Ich interessiere mich seit kurzem für den Studiengang der Rechtswissenschaft.
Meine Fragen beziehen sich zum einen auf die finanziellen Aspekte des rechtswissenschaftlichen Studiums und auf der anderen Seite auf Kernkompetenzen, die man zum Jura-Studium benötigt.

  1. Wie sehen die Arbeitsmarktprognosen für die kommenden Jahre aus? Ist damit zu rechnen, dass es weiterhin sehr schwer ist eine Anstellung zu bekommen? Mit welcher minimalen und maximalen Vergütung kann man als Anfänger im juristischen Berufsleben rechnen?

  2. Wie viele Semester muss man studieren, um ein Diplom zu erlangen, mit dem man in die Arbeitswelt einsteigen kann? Gibt es bestimmte thematische Schwerpunkte im Studium (z.b Wirtschaft), die die Chancen auf einen Arbeitsplatz wesentlich erhöhen?
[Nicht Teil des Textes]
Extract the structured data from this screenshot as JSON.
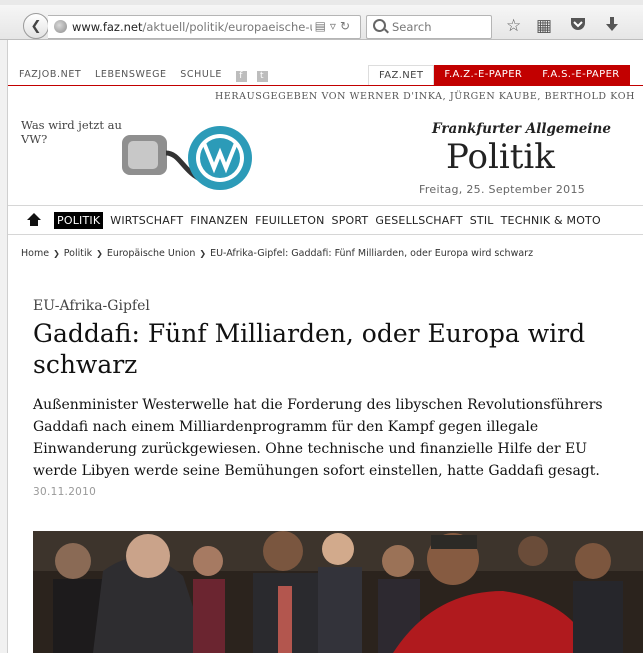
{
  "browser": {
    "url_domain": "www.faz.net",
    "url_path": "/aktuell/politik/europaeische-union",
    "search_placeholder": "Search"
  },
  "site_nav": {
    "top_links": [
      "FAZJOB.NET",
      "LEBENSWEGE",
      "SCHULE"
    ],
    "tabs": [
      "FAZ.NET",
      "F.A.Z.-E-PAPER",
      "F.A.S.-E-PAPER"
    ],
    "publishers": "HERAUSGEGEBEN VON WERNER D'INKA, JÜRGEN KAUBE, BERTHOLD KOH"
  },
  "ad": {
    "text": "Was wird jetzt aus VW?"
  },
  "masthead": {
    "name": "Frankfurter Allgemeine",
    "section": "Politik",
    "date": "Freitag, 25. September 2015"
  },
  "main_nav": {
    "items": [
      "POLITIK",
      "WIRTSCHAFT",
      "FINANZEN",
      "FEUILLETON",
      "SPORT",
      "GESELLSCHAFT",
      "STIL",
      "TECHNIK & MOTO"
    ]
  },
  "breadcrumb": [
    "Home",
    "Politik",
    "Europäische Union",
    "EU-Afrika-Gipfel: Gaddafi: Fünf Milliarden, oder Europa wird schwarz"
  ],
  "article": {
    "kicker": "EU-Afrika-Gipfel",
    "title": "Gaddafi: Fünf Milliarden, oder Europa wird schwarz",
    "teaser": "Außenminister Westerwelle hat die Forderung des libyschen Revolutionsführers Gaddafi nach einem Milliardenprogramm für den Kampf gegen illegale Einwanderung zurückgewiesen. Ohne technische und finanzielle Hilfe der EU werde Libyen werde seine Bemühungen sofort einstellen, hatte Gaddafi gesagt.",
    "date": "30.11.2010"
  },
  "colors": {
    "brand_red": "#c20000",
    "nav_active": "#000000"
  },
  "icons": [
    "back-arrow-icon",
    "globe-icon",
    "reader-view-icon",
    "dropdown-icon",
    "reload-icon",
    "search-icon",
    "bookmark-star-icon",
    "bookmarks-list-icon",
    "pocket-icon",
    "download-icon",
    "facebook-icon",
    "twitter-icon",
    "home-icon"
  ]
}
  3. Welche Kernkompetenzen sollte man als Student der Rechtswissenschaften mitbringen? Welchen Notenschnitt sollte man haben, um A) Chancen auf einen Studienplatz zu haben B) Chancen auf einen guten Arbeitsplatz zu haben?
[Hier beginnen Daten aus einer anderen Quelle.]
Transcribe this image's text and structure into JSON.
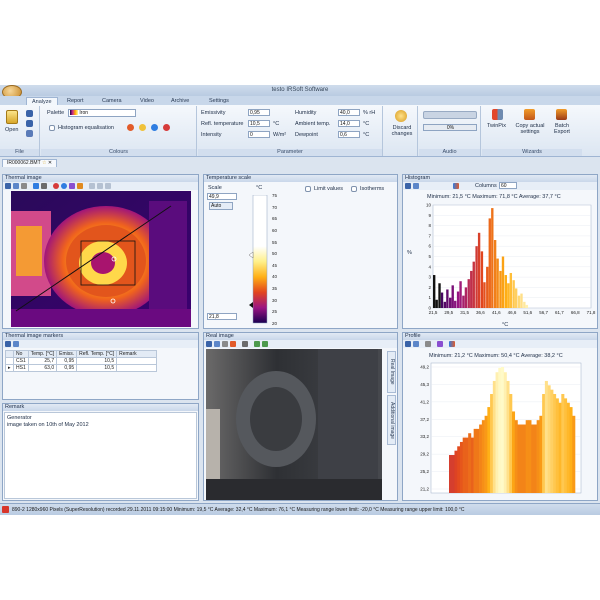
{
  "window_title": "testo IRSoft Software",
  "tabs": [
    "Analyze",
    "Report",
    "Camera",
    "Video",
    "Archive",
    "Settings"
  ],
  "ribbon": {
    "file": {
      "open_label": "Open",
      "group_label": "File"
    },
    "colours": {
      "palette_label": "Palette",
      "palette_value": "Iron",
      "histogram_eq_label": "Histogram equalisation",
      "group_label": "Colours"
    },
    "parameter": {
      "emissivity_label": "Emissivity",
      "emissivity_value": "0,95",
      "refl_temp_label": "Refl. temperature",
      "refl_temp_value": "10,5",
      "refl_temp_unit": "°C",
      "intensity_label": "Intensity",
      "intensity_value": "0",
      "intensity_unit": "W/m²",
      "humidity_label": "Humidity",
      "humidity_value": "40,0",
      "humidity_unit": "% rH",
      "ambient_label": "Ambient temp.",
      "ambient_value": "14,0",
      "ambient_unit": "°C",
      "dewpoint_label": "Dewpoint",
      "dewpoint_value": "0,6",
      "dewpoint_unit": "°C",
      "group_label": "Parameter"
    },
    "discard_label": "Discard changes",
    "audio": {
      "time_value": "0%",
      "group_label": "Audio"
    },
    "wizards": {
      "twinpix_label": "TwinPix",
      "copy_label": "Copy actual settings",
      "batch_label": "Batch Export",
      "group_label": "Wizards"
    }
  },
  "document_tab": "IR000062.BMT",
  "thermal_image": {
    "title": "Thermal image"
  },
  "temperature_scale": {
    "title": "Temperature scale",
    "scale_label": "Scale",
    "unit_label": "°C",
    "max_value": "49,9",
    "min_value": "21,8",
    "auto_label": "Auto",
    "limit_values_label": "Limit values",
    "isotherms_label": "Isotherms",
    "ticks": [
      "75",
      "70",
      "65",
      "60",
      "55",
      "50",
      "45",
      "40",
      "35",
      "30",
      "25",
      "20"
    ]
  },
  "histogram": {
    "title": "Histogram",
    "columns_label": "Columns",
    "columns_value": "60",
    "stats": "Minimum: 21,5 °C Maximum: 71,8 °C Average: 37,7 °C",
    "ylabel": "%",
    "xlabel": "°C",
    "y_ticks": [
      "10",
      "9",
      "8",
      "7",
      "6",
      "5",
      "4",
      "3",
      "2",
      "1",
      "0"
    ],
    "x_ticks": [
      "21,5",
      "29,5",
      "31,5",
      "36,6",
      "41,6",
      "46,6",
      "51,6",
      "56,7",
      "61,7",
      "66,8",
      "71,8"
    ]
  },
  "markers": {
    "title": "Thermal image markers",
    "headers": [
      "No",
      "Temp. [°C]",
      "Emiss.",
      "Refl. Temp. [°C]",
      "Remark"
    ],
    "rows": [
      [
        "CS1",
        "25,7",
        "0,95",
        "10,5",
        ""
      ],
      [
        "HS1",
        "63,0",
        "0,95",
        "10,5",
        ""
      ]
    ]
  },
  "remark": {
    "title": "Remark",
    "line1": "Generator",
    "line2": "image taken on 10th of May 2012"
  },
  "real_image": {
    "title": "Real image",
    "side_tab1": "Real Image",
    "side_tab2": "Additional image"
  },
  "profile": {
    "title": "Profile",
    "stats": "Minimum: 21,2 °C Maximum: 50,4 °C Average: 38,2 °C",
    "y_ticks": [
      "49,2",
      "45,3",
      "41,2",
      "37,2",
      "33,2",
      "29,2",
      "25,2",
      "21,2"
    ]
  },
  "status_bar": "890-2 1280x960 Pixels (SuperResolution) recorded 29.11.2011 09:15:00  Minimum: 19,5 °C  Average: 32,4 °C  Maximum: 76,1 °C  Measuring range lower limit: -20,0 °C  Measuring range upper limit: 100,0 °C",
  "chart_data": [
    {
      "type": "bar",
      "title": "Histogram",
      "xlabel": "°C",
      "ylabel": "%",
      "ylim": [
        0,
        10
      ],
      "xlim": [
        21.5,
        71.8
      ],
      "x": [
        21.5,
        22.3,
        23.2,
        24.0,
        24.9,
        25.7,
        26.6,
        27.4,
        28.2,
        29.1,
        29.9,
        30.8,
        31.6,
        32.5,
        33.3,
        34.1,
        35.0,
        35.8,
        36.7,
        37.5,
        38.4,
        39.2,
        40.0,
        40.9,
        41.7,
        42.6,
        43.4,
        44.3,
        45.1,
        45.9,
        46.8,
        47.6,
        48.5,
        49.3,
        50.2,
        51.0
      ],
      "values": [
        3.2,
        0.8,
        2.4,
        1.5,
        0.6,
        1.8,
        1.0,
        2.2,
        0.7,
        1.6,
        2.6,
        1.2,
        2.0,
        2.8,
        3.6,
        4.5,
        6.0,
        7.3,
        5.5,
        2.5,
        4.0,
        8.7,
        9.7,
        6.6,
        4.8,
        3.6,
        5.0,
        3.2,
        2.4,
        3.4,
        2.7,
        1.9,
        1.2,
        1.4,
        0.6,
        0.3
      ]
    },
    {
      "type": "area",
      "title": "Profile",
      "ylim": [
        21.2,
        49.2
      ],
      "values": [
        29,
        29,
        30,
        31,
        32,
        33,
        33,
        34,
        33,
        35,
        35,
        36,
        37,
        38,
        40,
        43,
        46,
        48,
        49,
        49.2,
        48,
        46,
        43,
        39,
        37,
        36,
        36,
        36,
        37,
        37,
        36,
        36,
        37,
        38,
        43,
        46,
        45,
        44,
        43,
        42,
        41,
        43,
        42,
        41,
        40,
        38
      ]
    }
  ]
}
Zum Schluss noch eine persönliche Frage: In was liegt für euch die Faszination des Juristerei? Ist das allgemein vorherrschende Image eines sehr trockenen Studienganges gerechtfertig? Ich habe aus diversen Quellen erfahren, dass Jura sogar alles andere als trocken sein kann, da man mit vielen sozialen Problemfällen konfrontiert wird?!

Viele Grüße

Hallo.

Hi w-w-w-Experten!

Ich interessiere mich seit kurzem für den Studiengang der
Rechtswissenschaft.

  1. Wie sehen die Arbeitsmarktprognosen für die kommenden Jahre
    aus? Ist damit zu rechnen, dass es weiterhin sehr schwer ist
    eine Anstellung zu bekommen? Mit welcher minimalen und
    maximalen Vergütung kann man als Anfänger im juristischen
    Berufsleben rechnen?

Das Spiel ist ganz einfach: je mehr Qualifikationen ein Kandidat vorweisen kann, desto einfacher kann es sein. Z.B. sind Kenntnisse in ‚amerikanischem Recht‘ gerade ein heisser Kandidat.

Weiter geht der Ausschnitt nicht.